Chroniques de Philippe Curval

Roland Topor : le Locataire chimérique

roman, 1964

chronique par Philippe Curval, 1964

par ailleurs :

Un double roman panique de Roland Topor vient de paraître sous la forme d'un seul volume, le Locataire chimérique.

Le premier roman, qui concerne le locataire, mérite tous les éloges. C'est le modèle du récit introspectif où l'auteur nous révèle les méandres de son univers clos. La panique y est grande, l'agressivité et la peur composent la fresque intime de la fuite. Le style en est dépouillé à l'extrême. On ne peut dire qu'il soit journalistique, puisqu'il cherche à décrire de véritables sentiments. Ce serait plutôt de la littérature composée par une machine à écrire, machine sensible à toutes les incursions humaines dans son domaine privé. Ou peut-être, plus simplement, la manière d'écrire d'un dessinateur pour lequel chaque trait est essentiel et qui ne veut pas déguiser sa pensée sous des artifices de style. Cela dit, la lecture du Locataire chimérique est agréable ; chaque mot frappe, le ton est bien sonore.

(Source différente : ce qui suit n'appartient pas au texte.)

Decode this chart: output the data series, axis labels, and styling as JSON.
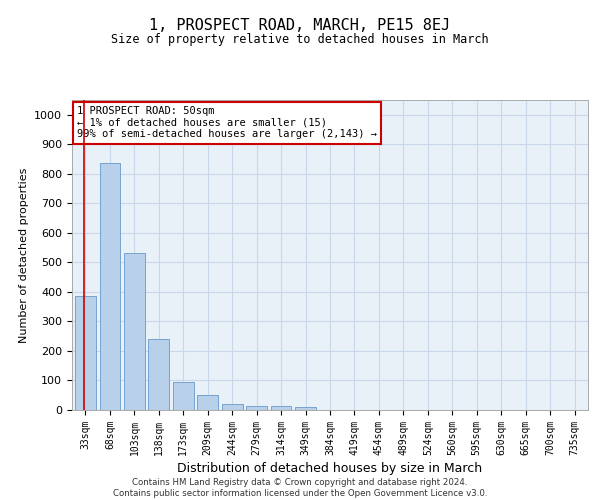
{
  "title": "1, PROSPECT ROAD, MARCH, PE15 8EJ",
  "subtitle": "Size of property relative to detached houses in March",
  "xlabel": "Distribution of detached houses by size in March",
  "ylabel": "Number of detached properties",
  "bar_labels": [
    "33sqm",
    "68sqm",
    "103sqm",
    "138sqm",
    "173sqm",
    "209sqm",
    "244sqm",
    "279sqm",
    "314sqm",
    "349sqm",
    "384sqm",
    "419sqm",
    "454sqm",
    "489sqm",
    "524sqm",
    "560sqm",
    "595sqm",
    "630sqm",
    "665sqm",
    "700sqm",
    "735sqm"
  ],
  "bar_values": [
    385,
    835,
    533,
    242,
    95,
    51,
    22,
    14,
    13,
    10,
    0,
    0,
    0,
    0,
    0,
    0,
    0,
    0,
    0,
    0,
    0
  ],
  "bar_color": "#b8d0ea",
  "bar_edge_color": "#6699cc",
  "grid_color": "#c8d8e8",
  "background_color": "#e8f0f8",
  "ylim": [
    0,
    1050
  ],
  "yticks": [
    0,
    100,
    200,
    300,
    400,
    500,
    600,
    700,
    800,
    900,
    1000
  ],
  "subject_line_color": "#cc0000",
  "annotation_text": "1 PROSPECT ROAD: 50sqm\n← 1% of detached houses are smaller (15)\n99% of semi-detached houses are larger (2,143) →",
  "annotation_box_color": "#cc0000",
  "footer_line1": "Contains HM Land Registry data © Crown copyright and database right 2024.",
  "footer_line2": "Contains public sector information licensed under the Open Government Licence v3.0."
}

Nous pénétrons, peu à peu, les arcanes d'une petite scatologie intime et juvénile où l'auteur ne craint pas d'affronter le dépaysant, d'une érotomanie enfantine où les femmes au visage et au corps de poupées de cire prennent tour à tour l'importance d'une obsession ou l'insignifiance d'un tracas. Une introspection physique où le corps, malgré les poils, les peaux, la crasse, malgré son embarras de chair, procure une satisfaction d'être. Un jugement moral sur soi-même et les autres dans lequel il ressort que le murmure confus des insanités d'autrui ne couvre que rarement le monologue intérieur inquiet ou joyeux de l'auteur.

Humain, glacial, mesquin, ironique, le locataire dissimule sa peur d'être dans les replis de son corps et de son cerveau, il se réchauffe, se dorlote, se cajole, et son comportement extérieur n'est régi que par des lois superficielles motivées par les exigences du moment.

Dans ce premier roman, Topor démontre toutes ses possibilités d'écrivain, qui sont grandes. Le deuxième roman, plaqué sur la vie du locataire, voudrait l'entraîner dans un univers fantastique mais n'y parvient pas. Est-ce parce que l'anecdote est trop frêle, parce que l'auteur n'y croit pas ? Toujours est-il que nous ne nous envolons pas sur les ailes de la chimère.

Là où Topor procédait par touches discrètes, il tranche par affirmations ; là où les allusions, les retours, les inquiétudes suggéraient tout un monde, les descriptions nous laissent froids, la terreur nous ignore.

Trelkovski, le locataire chassé de son appartement, capte, en payant reprise, le logement d'une jeune fille, mademoiselle Choule, qui vient de se suicider. Or, le propriétaire, les voisins composent une dangereuse horde aux ramifications étranges, qui harcèle et traque Trelkovski jusqu'à la chute qui est, hélas, prévisible dès le début du roman. Ce qui aurait dû être un récit en progression constante, un long cauchemar panique, n'est suggéré que par quelques anecdotes réussies, sanglantes ou macabres, où l'on retrouve tout le talent de Topor dessinateur,

Le Locataire chimérique est donc un livre qui nous laisse insatisfaits. Il est plutôt l'esquisse d'un futur récit dans lequel Topor aura trouvé le lien entre le quotidien et son point de rupture : la panique.

Mais, de toute manière, c'est un roman qui ne laisse pas indifférent, un livre à relire pour ses qualités d'humour incisif et de cruauté, et qui nous laisse présumer qu'un jour, Topor conteur égalera Topor dessinateur.